Google’s Remarketing for Search takes the benefits of remarketing and leverages them within the SERPs. It allows advertisers to target users on the search network based on their keyword search history within the SERPS. It facilitates a more personalised search experience, as it gives the opportunity to create and target ads based on a users’ level of interaction with the brand, from new user to premium member.


  • Maximizing relevant ad copy. If you know a user has been looking for “red shoes” on your site, use that information to stand out among your competition in the SERP when the user next searches on “women’s shoe stores.” By applying your knowledge of what the user has been looking for, you can likely increase your CTR and drive visits, while increasing your quality score.
  • Value of the customer and associated click value. A user who is familiar with your brand is more likely to convert to a buyer and as such, being able to reach known users within the SERP should impact your bidding strategy. Just like you can increase your CPCs on keywords that convert better to maximize potential, now you increase your CPCs on known customers to maximize potential.
  • Landing Page Selection. Knowing the content the user has visited can impact the landing page your search ads link to. In the above “red shoes” example, the standard landing page for “women’s shoe stores” may be your homepage, or a store listings page. However, knowing the user is interested in red shoes, and with “red shoes” in your ad copy, you can land the user back to your red shoes page. You are in effect, creating personalized landing page relevancy based on the user’s history.
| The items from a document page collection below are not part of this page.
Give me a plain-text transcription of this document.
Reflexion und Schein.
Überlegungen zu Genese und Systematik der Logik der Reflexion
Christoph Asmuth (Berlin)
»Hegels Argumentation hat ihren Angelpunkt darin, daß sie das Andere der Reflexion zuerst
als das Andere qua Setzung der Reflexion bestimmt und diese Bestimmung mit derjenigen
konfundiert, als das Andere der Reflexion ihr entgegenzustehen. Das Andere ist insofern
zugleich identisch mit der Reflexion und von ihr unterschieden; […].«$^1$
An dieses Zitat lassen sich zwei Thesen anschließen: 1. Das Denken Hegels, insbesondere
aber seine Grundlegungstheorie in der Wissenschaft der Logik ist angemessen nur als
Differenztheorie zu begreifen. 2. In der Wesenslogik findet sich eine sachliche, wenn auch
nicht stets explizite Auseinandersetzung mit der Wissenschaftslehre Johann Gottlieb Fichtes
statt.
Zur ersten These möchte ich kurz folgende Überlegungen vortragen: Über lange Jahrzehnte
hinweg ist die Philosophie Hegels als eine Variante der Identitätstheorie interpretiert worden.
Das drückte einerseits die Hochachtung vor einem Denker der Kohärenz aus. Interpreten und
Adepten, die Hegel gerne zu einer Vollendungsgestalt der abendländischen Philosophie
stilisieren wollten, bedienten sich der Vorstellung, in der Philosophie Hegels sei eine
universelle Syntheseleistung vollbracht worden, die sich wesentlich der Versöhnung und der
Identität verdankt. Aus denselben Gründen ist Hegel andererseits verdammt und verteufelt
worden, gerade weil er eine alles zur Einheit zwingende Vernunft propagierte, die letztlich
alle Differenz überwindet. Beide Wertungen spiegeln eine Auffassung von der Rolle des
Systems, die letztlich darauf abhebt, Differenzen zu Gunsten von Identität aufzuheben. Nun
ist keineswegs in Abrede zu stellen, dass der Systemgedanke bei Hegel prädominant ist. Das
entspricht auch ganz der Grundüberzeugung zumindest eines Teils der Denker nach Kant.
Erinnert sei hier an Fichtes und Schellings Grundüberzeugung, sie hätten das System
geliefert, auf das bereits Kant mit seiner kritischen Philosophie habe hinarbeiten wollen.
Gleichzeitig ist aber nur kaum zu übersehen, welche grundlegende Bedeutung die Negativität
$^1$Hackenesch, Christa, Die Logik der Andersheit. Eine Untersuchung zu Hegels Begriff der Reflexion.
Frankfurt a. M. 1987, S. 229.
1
The rules of SERPs remarketing:

1.  The Ad copy cannot explicitly give call to actions that show you know what the browser is looking for.
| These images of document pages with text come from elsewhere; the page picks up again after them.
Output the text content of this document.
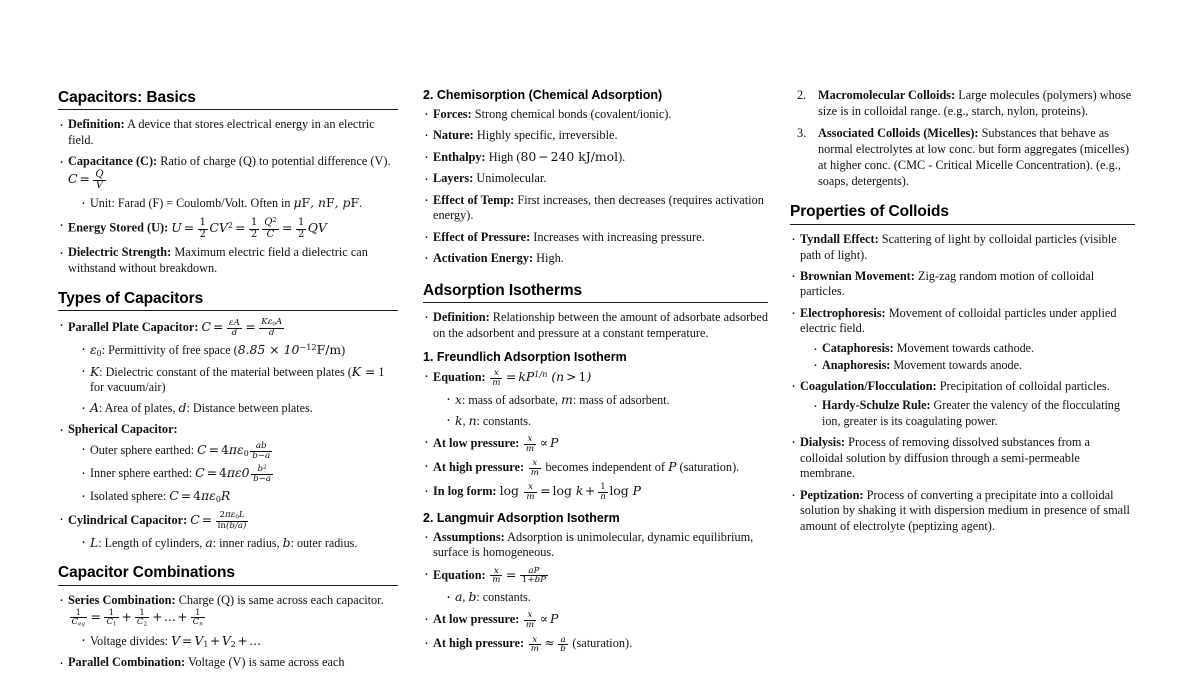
Capacitors: Basics
· Definition: A device that stores electrical energy in an electric field.
· Capacitance (C): Ratio of charge (Q) to potential difference (V). $C = \frac{Q}{V}$
· Unit: Farad (F) = Coulomb/Volt. Often in μF, nF, pF.
· Energy Stored (U): $U = \frac{1}{2} CV^2 = \frac{1}{2} \frac{Q^2}{C} = \frac{1}{2}$ QV
· Dielectric Strength: Maximum electric field a dielectric can withstand without breakdown.
Types of Capacitors
· Parallel Plate Capacitor: $C = \frac{\varepsilon A}{d} = \frac{K\varepsilon_0A}{d}$
· $\varepsilon_0$: Permittivity of free space $(8.85 \times 10^{-12}F/m)$
· K: Dielectric constant of the material between plates (K = 1 for vacuum/air)
· A: Area of plates, d: Distance between plates.
· Spherical Capacitor:
· Outer sphere earthed: $C = 4\pi\varepsilon_0 \frac{ab}{b-a}$
· Inner sphere earthed: $C = 4\pi\varepsilon 0 \frac{b^2}{b-a}$
· Isolated sphere: $C = 4\pi\varepsilon_0R$
· Cylindrical Capacitor: $C = \frac{2\pi\varepsilon_0L}{\ln(b/a)}$
· L: Length of cylinders, a: inner radius, b: outer radius.
Capacitor Combinations
· Series Combination: Charge (Q) is same across each capacitor.
$\frac{1}{C_{eq}} = \frac{1}{C_1} + \frac{1}{C_2}$ + ... + $\frac{1}{C_n}$
· Voltage divides: $V = V_1 + V_2$ + ...
· Parallel Combination: Voltage (V) is same across each
2. Chemisorption (Chemical Adsorption)
· Forces: Strong chemical bonds (covalent/ionic).
· Nature: Highly specific, irreversible.
· Enthalpy: High (80 − 240 kJ/mol).
· Layers: Unimolecular.
· Effect of Temp: First increases, then decreases (requires activation energy).
· Effect of Pressure: Increases with increasing pressure.
· Activation Energy: High.
Adsorption Isotherms
· Definition: Relationship between the amount of adsorbate adsorbed on the adsorbent and pressure at a constant temperature.
1. Freundlich Adsorption Isotherm
· Equation: $\frac{x}{m} = kP^{1/n}$ (n > 1)
· x: mass of adsorbate, m: mass of adsorbent.
· k, n: constants.
· At low pressure: $\frac{x}{m} \propto P$
· At high pressure: $\frac{x}{m}$ becomes independent of P (saturation).
· In log form: $\log \frac{x}{m} = \log k + \frac{1}{n}$ log P
2. Langmuir Adsorption Isotherm
· Assumptions: Adsorption is unimolecular, dynamic equilibrium, surface is homogeneous.
· Equation: $\frac{x}{m} = \frac{aP}{1+bP}$
· a, b: constants.
· At low pressure: $\frac{x}{m} \propto P$
· At high pressure: $\frac{x}{m} \approx \frac{a}{b}$ (saturation).
2. Macromolecular Colloids: Large molecules (polymers) whose size is in colloidal range. (e.g., starch, nylon, proteins).
3. Associated Colloids (Micelles): Substances that behave as normal electrolytes at low conc. but form aggregates (micelles) at higher conc. (CMC - Critical Micelle Concentration). (e.g., soaps, detergents).
Properties of Colloids
· Tyndall Effect: Scattering of light by colloidal particles (visible path of light).
· Brownian Movement: Zig-zag random motion of colloidal particles.
· Electrophoresis: Movement of colloidal particles under applied electric field.
· Cataphoresis: Movement towards cathode.
· Anaphoresis: Movement towards anode.
· Coagulation/Flocculation: Precipitation of colloidal particles.
· Hardy-Schulze Rule: Greater the valency of the flocculating ion, greater is its coagulating power.
· Dialysis: Process of removing dissolved substances from a colloidal solution by diffusion through a semi-permeable membrane.
· Peptization: Process of converting a precipitate into a colloidal solution by shaking it with dispersion medium in presence of small amount of electrolyte (peptizing agent).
2.  Unique campaigns must be created separately from existing campaigns

3.  Clients must use Google remarketing pixels before retargeting can occur

To add a remarketing pixel to your website this is the easiest guide we found to take you through this process. puzzleRemember that the implication of using this new tool is the need for additional privacy policy documentation in relation to the “Cookie Law” that came into effect in the EU.  Google explains what you should look at adding to your site to cover this new method of collecting user data. However if you have used remarketing before on your website then it is likely you have this covered.

Remember that normal quality score rules apply to SERPs remarketing. Quality score will remain crucial to working towards an optimised a cost effective campaign that is displayed on Google at the lowest possible cost.
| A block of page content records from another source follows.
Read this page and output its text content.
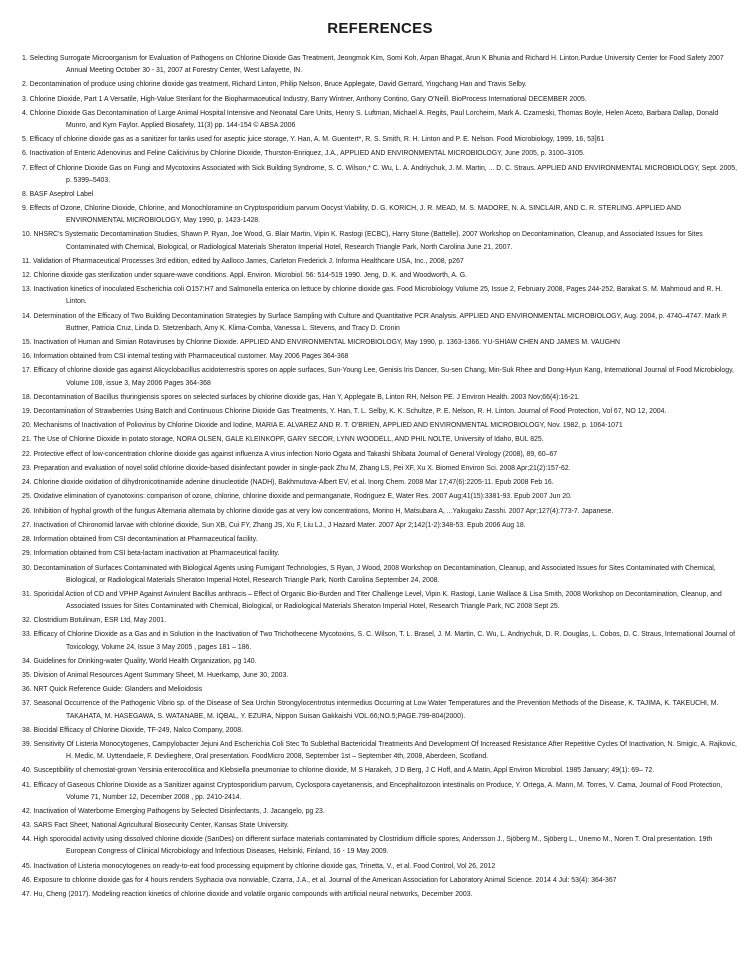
REFERENCES
1. Selecting Surrogate Microorganism for Evaluation of Pathogens on Chlorine Dioxide Gas Treatment, Jeongmok Kim, Somi Koh, Arpan Bhagat, Arun K Bhunia and Richard H. Linton.Purdue University Center for Food Safety 2007 Annual Meeting October 30 - 31, 2007 at Forestry Center, West Lafayette, IN.
2. Decontamination of produce using chlorine dioxide gas treatment, Richard Linton, Philip Nelson, Bruce Applegate, David Gerrard, Yingchang Han and Travis Selby.
3. Chlorine Dioxide, Part 1 A Versatile, High-Value Sterilant for the Biopharmaceutical Industry, Barry Wintner, Anthony Contino, Gary O’Neill. BioProcess International DECEMBER 2005.
4. Chlorine Dioxide Gas Decontamination of Large Animal Hospital Intensive and Neonatal Care Units, Henry S. Luftman, Michael A. Regits, Paul Lorcheim, Mark A. Czarneski, Thomas Boyle, Helen Aceto, Barbara Dallap, Donald Munro, and Kym Faylor. Applied Biosafety, 11(3) pp. 144-154 © ABSA 2006
5. Efficacy of chlorine dioxide gas as a sanitizer for tanks used for aseptic juice storage, Y. Han, A. M. Guentert*, R. S. Smith, R. H. Linton and P. E. Nelson. Food Microbiology, 1999, 16, 53]61
6. Inactivation of Enteric Adenovirus and Feline Calicivirus by Chlorine Dioxide, Thurston-Enriquez, J.A., APPLIED AND ENVIRONMENTAL MICROBIOLOGY, June 2005, p. 3100–3105.
7. Effect of Chlorine Dioxide Gas on Fungi and Mycotoxins Associated with Sick Building Syndrome, S. C. Wilson,* C. Wu, L. A. Andriychuk, J. M. Martin, ... D. C. Straus. APPLIED AND ENVIRONMENTAL MICROBIOLOGY, Sept. 2005, p. 5399–5403.
8. BASF Aseptrol Label
9. Effects of Ozone, Chlorine Dioxide, Chlorine, and Monochloramine on Cryptosporidium parvum Oocyst Viability, D. G. KORICH, J. R. MEAD, M. S. MADORE, N. A. SINCLAIR, AND C. R. STERLING. APPLIED AND ENVIRONMENTAL MICROBIOLOGY, May 1990, p. 1423-1428.
10. NHSRC’s Systematic Decontamination Studies, Shawn P. Ryan, Joe Wood, G. Blair Martin, Vipin K. Rastogi (ECBC), Harry Stone (Battelle). 2007 Workshop on Decontamination, Cleanup, and Associated Issues for Sites Contaminated with Chemical, Biological, or Radiological Materials Sheraton Imperial Hotel, Research Triangle Park, North Carolina June 21, 2007.
11. Validation of Pharmaceutical Processes 3rd edition, edited by Aalloco James, Carleton Frederick J. Informa Healthcare USA, Inc., 2008, p267
12. Chlorine dioxide gas sterilization under square-wave conditions. Appl. Environ. Microbiol. 56: 514-519 1990. Jeng, D. K. and Woodworth, A. G.
13. Inactivation kinetics of inoculated Escherichia coli O157:H7 and Salmonella enterica on lettuce by chlorine dioxide gas. Food Microbiology Volume 25, Issue 2, February 2008, Pages 244-252, Barakat S. M. Mahmoud and R. H. Linton.
14. Determination of the Efficacy of Two Building Decontamination Strategies by Surface Sampling with Culture and Quantitative PCR Analysis. APPLIED AND ENVIRONMENTAL MICROBIOLOGY, Aug. 2004, p. 4740–4747. Mark P. Buttner, Patricia Cruz, Linda D. Stetzenbach, Amy K. Klima-Comba, Vanessa L. Stevens, and Tracy D. Cronin
15. Inactivation of Human and Simian Rotaviruses by Chlorine Dioxide. APPLIED AND ENVIRONMENTAL MICROBIOLOGY, May 1990, p. 1363-1366. YU-SHIAW CHEN AND JAMES M. VAUGHN
16. Information obtained from CSI internal testing with Pharmaceutical customer. May 2006 Pages 364-368
17. Efficacy of chlorine dioxide gas against Alicyclobacillus acidoterrestris spores on apple surfaces, Sun-Young Lee, Genisis Iris Dancer, Su-sen Chang, Min-Suk Rhee and Dong-Hyun Kang, International Journal of Food Microbiology, Volume 108, issue 3, May 2006 Pages 364-368
18. Decontamination of Bacillus thuringiensis spores on selected surfaces by chlorine dioxide gas, Han Y, Applegate B, Linton RH, Nelson PE. J Environ Health. 2003 Nov;66(4):16-21.
19. Decontamination of Strawberries Using Batch and Continuous Chlorine Dioxide Gas Treatments, Y. Han, T. L. Selby, K. K. Schultze, P. E. Nelson, R. H. Linton. Journal of Food Protection, Vol 67, NO 12, 2004.
20. Mechanisms of Inactivation of Poliovirus by Chlorine Dioxide and Iodine, MARIA E. ALVAREZ AND R. T. O’BRIEN, APPLIED AND ENVIRONMENTAL MICROBIOLOGY, Nov. 1982, p. 1064-1071
21. The Use of Chlorine Dioxide in potato storage, NORA OLSEN, GALE KLEINKOPF, GARY SECOR, LYNN WOODELL, AND PHIL NOLTE, University of Idaho, BUL 825.
22. Protective effect of low-concentration chlorine dioxide gas against influenza A virus infection Norio Ogata and Takashi Shibata Journal of General Virology (2008), 89, 60–67
23. Preparation and evaluation of novel solid chlorine dioxide-based disinfectant powder in single-pack Zhu M, Zhang LS, Pei XF, Xu X. Biomed Environ Sci. 2008 Apr;21(2):157-62.
24. Chlorine dioxide oxidation of dihydronicotinamide adenine dinucleotide (NADH), Bakhmutova-Albert EV, et al. Inorg Chem. 2008 Mar 17;47(6):2205-11. Epub 2008 Feb 16.
25. Oxidative elimination of cyanotoxins: comparison of ozone, chlorine, chlorine dioxide and permanganate, Rodriguez E, Water Res. 2007 Aug;41(15):3381-93. Epub 2007 Jun 20.
26. Inhibition of hyphal growth of the fungus Alternaria alternata by chlorine dioxide gas at very low concentrations, Morino H, Matsubara A, ...Yakugaku Zasshi. 2007 Apr;127(4):773-7. Japanese.
27. Inactivation of Chironomid larvae with chlorine dioxide, Sun XB, Cui FY, Zhang JS, Xu F, Liu LJ., J Hazard Mater. 2007 Apr 2;142(1-2):348-53. Epub 2006 Aug 18.
28. Information obtained from CSI decontamination at Pharmaceutical facility.
29. Information obtained from CSI beta-lactam inactivation at Pharmaceutical facility.
30. Decontamination of Surfaces Contaminated with Biological Agents using Fumigant Technologies, S Ryan, J Wood, 2008 Workshop on Decontamination, Cleanup, and Associated Issues for Sites Contaminated with Chemical, Biological, or Radiological Materials Sheraton Imperial Hotel, Research Triangle Park, North Carolina September 24, 2008.
31. Sporicidal Action of CD and VPHP Against Avirulent Bacillus anthracis – Effect of Organic Bio-Burden and Titer Challenge Level, Vipin K. Rastogi, Lanie Wallace & Lisa Smith, 2008 Workshop on Decontamination, Cleanup, and Associated Issues for Sites Contaminated with Chemical, Biological, or Radiological Materials Sheraton Imperial Hotel, Research Triangle Park, NC 2008 Sept 25.
32. Clostridium Botulinum, ESR Ltd, May 2001.
33. Efficacy of Chlorine Dioxide as a Gas and in Solution in the Inactivation of Two Trichothecene Mycotoxins, S. C. Wilson, T. L. Brasel, J. M. Martin, C. Wu, L. Andriychuk, D. R. Douglas, L. Cobos, D. C. Straus, International Journal of Toxicology, Volume 24, Issue 3 May 2005 , pages 181 – 186.
34. Guidelines for Drinking-water Quality, World Health Organization, pg 140.
35. Division of Animal Resources Agent Summary Sheet, M. Huerkamp, June 30, 2003.
36. NRT Quick Reference Guide: Glanders and Melioidosis
37. Seasonal Occurrence of the Pathogenic Vibrio sp. of the Disease of Sea Urchin Strongylocentrotus intermedius Occurring at Low Water Temperatures and the Prevention Methods of the Disease, K. TAJIMA, K. TAKEUCHI, M. TAKAHATA, M. HASEGAWA, S. WATANABE, M. IQBAL, Y. EZURA, Nippon Suisan Gakkaishi VOL.66;NO.5;PAGE.799-804(2000).
38. Biocidal Efficacy of Chlorine Dioxide, TF-249, Nalco Company, 2008.
39. Sensitivity Of Listeria Monocytogenes, Campylobacter Jejuni And Escherichia Coli Stec To Sublethal Bactericidal Treatments And Development Of Increased Resistance After Repetitive Cycles Of Inactivation, N. Smigic, A. Rajkovic, H. Medic, M. Uyttendaele, F. Devlieghere, Oral presentation. FoodMicro 2008, September 1st – September 4th, 2008, Aberdeen, Scotland.
40. Susceptibility of chemostat-grown Yersinia enterocolitica and Klebsiella pneumoniae to chlorine dioxide, M S Harakeh, J D Berg, J C Hoff, and A Matin, Appl Environ Microbiol. 1985 January; 49(1): 69– 72.
41. Efficacy of Gaseous Chlorine Dioxide as a Sanitizer against Cryptosporidium parvum, Cyclospora cayetanensis, and Encephalitozoon intestinalis on Produce, Y. Ortega, A. Mann, M. Torres, V. Cama, Journal of Food Protection, Volume 71, Number 12, December 2008 , pp. 2410-2414.
42. Inactivation of Waterborne Emerging Pathogens by Selected Disinfectants, J. Jacangelo, pg 23.
43. SARS Fact Sheet, National Agricultural Biosecurity Center, Kansas State University.
44. High sporocidal activity using dissolved chlorine dioxide (SanDes) on different surface materials contaminated by Clostridium difficile spores, Andersson J., Sjöberg M., Sjöberg L., Unemo M., Noren T. Oral presentation. 19th European Congress of Clinical Microbiology and Infectious Diseases, Helsinki, Finland, 16 - 19 May 2009.
45. Inactivation of Listeria monocytogenes on ready-to-eat food processing equipment by chlorine dioxide gas, Trinetta, V., et al. Food Control, Vol 26, 2012
46. Exposure to chlorine dioxide gas for 4 hours renders Syphacia ova nonviable, Czarra, J.A., et al. Journal of the American Association for Laboratory Animal Science. 2014 4 Jul: 53(4): 364-367
47. Hu, Cheng (2017). Modeling reaction kinetics of chlorine dioxide and volatile organic compounds with artificial neural networks, December 2003.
Quality score factors that effect SERPs remarketing:

  • Your keyword’s past clickthrough rate (CTR): How often that keyword leads to clicks on your ad
  • Your display URL’s past CTR: How often you received clicks in the past for any specific URL
  • Your account history: The overall CTR of all the ads and keywords in your account
  • The quality of your landing page: How relevant, transparent, and easy-to-navigate your landing pages are
  • Your keyword/ad relevance: How relevant your keyword is to your ad copy
  • Your keyword/search relevance: How relevant your keywords are to what people are searching for
  • Geographic performance: How successful you have been in the areas you are targeting
  • Your ad’s performance on a site: How well your ad has been performing on websites (for the Display Network)
  • Your targeted devices: How well your ads have been performing on different types of devices – you get different Quality Scores for different devices


What’s the difference between remarketing, retargeting and remessaging?

In short. The company that refers to it:

Retargeting was the original term for serving ads based on a searcher’s previous search history.  Retargeting ad networks use terms like “cookie” and “pixel” for the snippet of code that allows them to serve ads to anyone who has previously visited a website, opened an email or been exposed to other opportunities where code can be inserted onto a landing page.

Google uses the word remarketing for AdWords’ ability to serve ads through the Google Display Network to anyone who lands on a page that has an audience tag.

While finally Bing calls this very same concept remessaging.